Pâté chinois
Plat emblématique du Québec, le pâté chinois est une valeur sûre des repas en famille : simple, nourrissant et réconfortant. Le pâté chinois est une variante du shepherd’s pie (pâté parmentier) britannique. L’ajout de maïs (plante nord-américaine) entre la viande et les pommes de terre constitue la principale adaptation québécoise. Dans cette version maison, on lui ajoute une touche d’épices douces – curry et curcuma – qui relèvent subtilement les saveurs sans dénaturer ce grand classique. Un plat parfait pour un souper de semaine, encore meilleur réchauffé le lendemain.

Préparation : 20 minutes
Cuisson : 30 minutes
Temps total : 50 minutes
- Ingrédients
- 1 cuillère à soupe d’huile d’olive
- 500 g de boeuf haché
- 1 oignon émincé
- 1 cuillère à thé d’épices à chili
- 1 boîte de maïs en grains
- 1 boîte de maïs en crème
- 2 cuillères à thé de poudre de curry
- 5 pomnmes de terre
- feuilles de céleri haché
- 1 cuillère à thé de curcuma
- Fromage Cheddar fort râpé

- Recette
- Préparer la viande
- Dans une poêle, faire chauffer l’huile d’olive puis faire revenir l’oignon émincé jusqu’à ce qu’il soit translucide.
- Ajouter le bœuf haché et cuire en l’émiettant.
- Assaisonner avec les épices à chili, bien mélanger et réserver.
- Préparer le maïs
- Dans un bol, mélanger le maïs en grains et le maïs en crème.

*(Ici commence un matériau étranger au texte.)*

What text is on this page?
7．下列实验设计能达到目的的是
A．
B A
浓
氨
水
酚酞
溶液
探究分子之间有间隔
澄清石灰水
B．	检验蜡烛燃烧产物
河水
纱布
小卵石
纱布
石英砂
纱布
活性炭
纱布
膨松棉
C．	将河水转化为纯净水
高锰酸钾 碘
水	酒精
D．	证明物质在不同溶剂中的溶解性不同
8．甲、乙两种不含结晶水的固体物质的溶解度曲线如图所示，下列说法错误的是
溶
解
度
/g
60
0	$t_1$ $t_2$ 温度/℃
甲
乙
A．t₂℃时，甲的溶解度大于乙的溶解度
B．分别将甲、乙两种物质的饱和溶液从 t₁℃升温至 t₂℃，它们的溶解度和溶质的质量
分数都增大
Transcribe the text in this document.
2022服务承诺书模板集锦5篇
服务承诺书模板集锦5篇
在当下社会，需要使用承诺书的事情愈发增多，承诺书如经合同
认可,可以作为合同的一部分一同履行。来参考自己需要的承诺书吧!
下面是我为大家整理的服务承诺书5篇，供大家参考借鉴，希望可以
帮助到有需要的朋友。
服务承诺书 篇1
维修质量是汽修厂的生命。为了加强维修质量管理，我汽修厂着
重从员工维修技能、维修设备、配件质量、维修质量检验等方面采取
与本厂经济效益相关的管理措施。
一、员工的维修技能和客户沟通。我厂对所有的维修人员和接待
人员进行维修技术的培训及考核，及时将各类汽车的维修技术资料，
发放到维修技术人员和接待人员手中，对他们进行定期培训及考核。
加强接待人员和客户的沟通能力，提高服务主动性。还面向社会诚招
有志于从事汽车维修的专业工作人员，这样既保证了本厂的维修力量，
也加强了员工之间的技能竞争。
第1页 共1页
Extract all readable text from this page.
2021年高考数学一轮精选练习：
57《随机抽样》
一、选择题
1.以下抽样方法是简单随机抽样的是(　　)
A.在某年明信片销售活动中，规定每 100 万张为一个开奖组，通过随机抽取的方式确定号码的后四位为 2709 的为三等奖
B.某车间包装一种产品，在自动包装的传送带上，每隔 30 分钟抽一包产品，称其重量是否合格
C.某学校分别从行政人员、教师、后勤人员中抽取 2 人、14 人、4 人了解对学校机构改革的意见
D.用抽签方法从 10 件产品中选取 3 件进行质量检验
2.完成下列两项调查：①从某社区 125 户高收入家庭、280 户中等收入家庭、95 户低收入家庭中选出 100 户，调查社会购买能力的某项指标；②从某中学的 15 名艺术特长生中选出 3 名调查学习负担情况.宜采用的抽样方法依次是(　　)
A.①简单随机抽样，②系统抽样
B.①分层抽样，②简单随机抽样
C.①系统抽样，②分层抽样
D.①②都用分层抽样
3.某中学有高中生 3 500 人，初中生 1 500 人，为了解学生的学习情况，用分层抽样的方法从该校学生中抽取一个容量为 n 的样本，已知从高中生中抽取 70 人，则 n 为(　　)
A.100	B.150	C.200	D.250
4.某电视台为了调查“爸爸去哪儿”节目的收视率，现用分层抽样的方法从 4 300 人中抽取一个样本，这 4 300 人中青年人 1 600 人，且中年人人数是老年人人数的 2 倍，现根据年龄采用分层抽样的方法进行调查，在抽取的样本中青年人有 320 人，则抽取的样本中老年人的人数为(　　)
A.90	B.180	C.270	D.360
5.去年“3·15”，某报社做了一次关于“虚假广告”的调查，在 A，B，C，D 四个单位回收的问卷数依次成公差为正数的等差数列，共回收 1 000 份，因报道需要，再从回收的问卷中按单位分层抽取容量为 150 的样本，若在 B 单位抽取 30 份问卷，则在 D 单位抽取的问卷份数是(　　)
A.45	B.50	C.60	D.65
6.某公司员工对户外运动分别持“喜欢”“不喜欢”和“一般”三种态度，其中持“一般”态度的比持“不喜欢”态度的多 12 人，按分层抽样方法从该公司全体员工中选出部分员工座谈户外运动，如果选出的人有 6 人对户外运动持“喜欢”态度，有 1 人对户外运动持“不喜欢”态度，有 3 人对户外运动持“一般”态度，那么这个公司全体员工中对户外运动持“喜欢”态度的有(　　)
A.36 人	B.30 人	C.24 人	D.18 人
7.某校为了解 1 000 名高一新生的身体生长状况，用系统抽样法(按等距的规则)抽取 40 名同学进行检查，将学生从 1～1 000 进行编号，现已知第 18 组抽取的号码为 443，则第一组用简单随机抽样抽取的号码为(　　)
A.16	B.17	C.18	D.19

- Ajouter la poudre de curry et remuer jusqu’à obtenir un mélange homogène.
- Préparer la purée
- Cuire les pommes de terre dans l’eau ou à la vapeur, selon sa méthode préférée.
- Les réduire ensuite en purée. Ajouter le curcuma, les feuilles de céleri hachées, saler et poivrer au goût.
- Monter le pâté chinois
- Préchauffer le four à 180 °C (350 °F).
- Dans un grand plat allant au four, étaler la viande au fond, recouvrir du mélange de maïs puis terminer par une généreuse couche de purée.
- Parsemer de fromage cheddar râpé.
- Enfourner pour environ 30 minutes, jusqu’à ce que le fromage soit bien fondu et légèrement doré.
- Préparer la viande
- Petits plus
Le maïs en crème un mélange de grains de maïs entiers et d’une base liquide. Traditionnellement, on l’obtenait en grattant le « lait » des épis de maïs frais, mais la version moderne utilise souvent de l’amidon ou une sauce à base de lait ou de crème. Contrairement au maïs en grains classique, il a une consistance épaisse et veloutée. Son goût est naturellement sucré. Si on n’en trouve pas, prendre une boîte de maïs en grains entiers (ou du maïs surgelé décongelé) et mixer environ un tiers ou la moitié des grains avec un peu de leur jus, du lait ou de la crème, puis mélanger cette purée aux grains entiers restants. Ajouter une cuillère à soupe de farine ou de fécule de maïs au mélange.
Le pâté chinois est l’un des plats les plus emblématiques de la cuisine québécoise. Son origine remonterait à la fin du XIXᵉ siècle, à l’époque où des travailleurs chinois auraient participé à la construction des chemins de fer en Amérique du Nord. Les repas servis auraient alors été composés d’ingrédients simples et économiques : viande, maïs et pommes de terre. D’autres théories évoquent plutôt les villes industrielles de la Nouvelle-Angleterre, où des ouvriers québécois auraient adapté un plat appelé China pie en utilisant des produits facilement accessibles. Quelle que soit son origine exacte, le pâté chinois est aujourd’hui un classique indissociable des tables familiales du Québec, symbole de cuisine simple, nourrissante et réconfortante.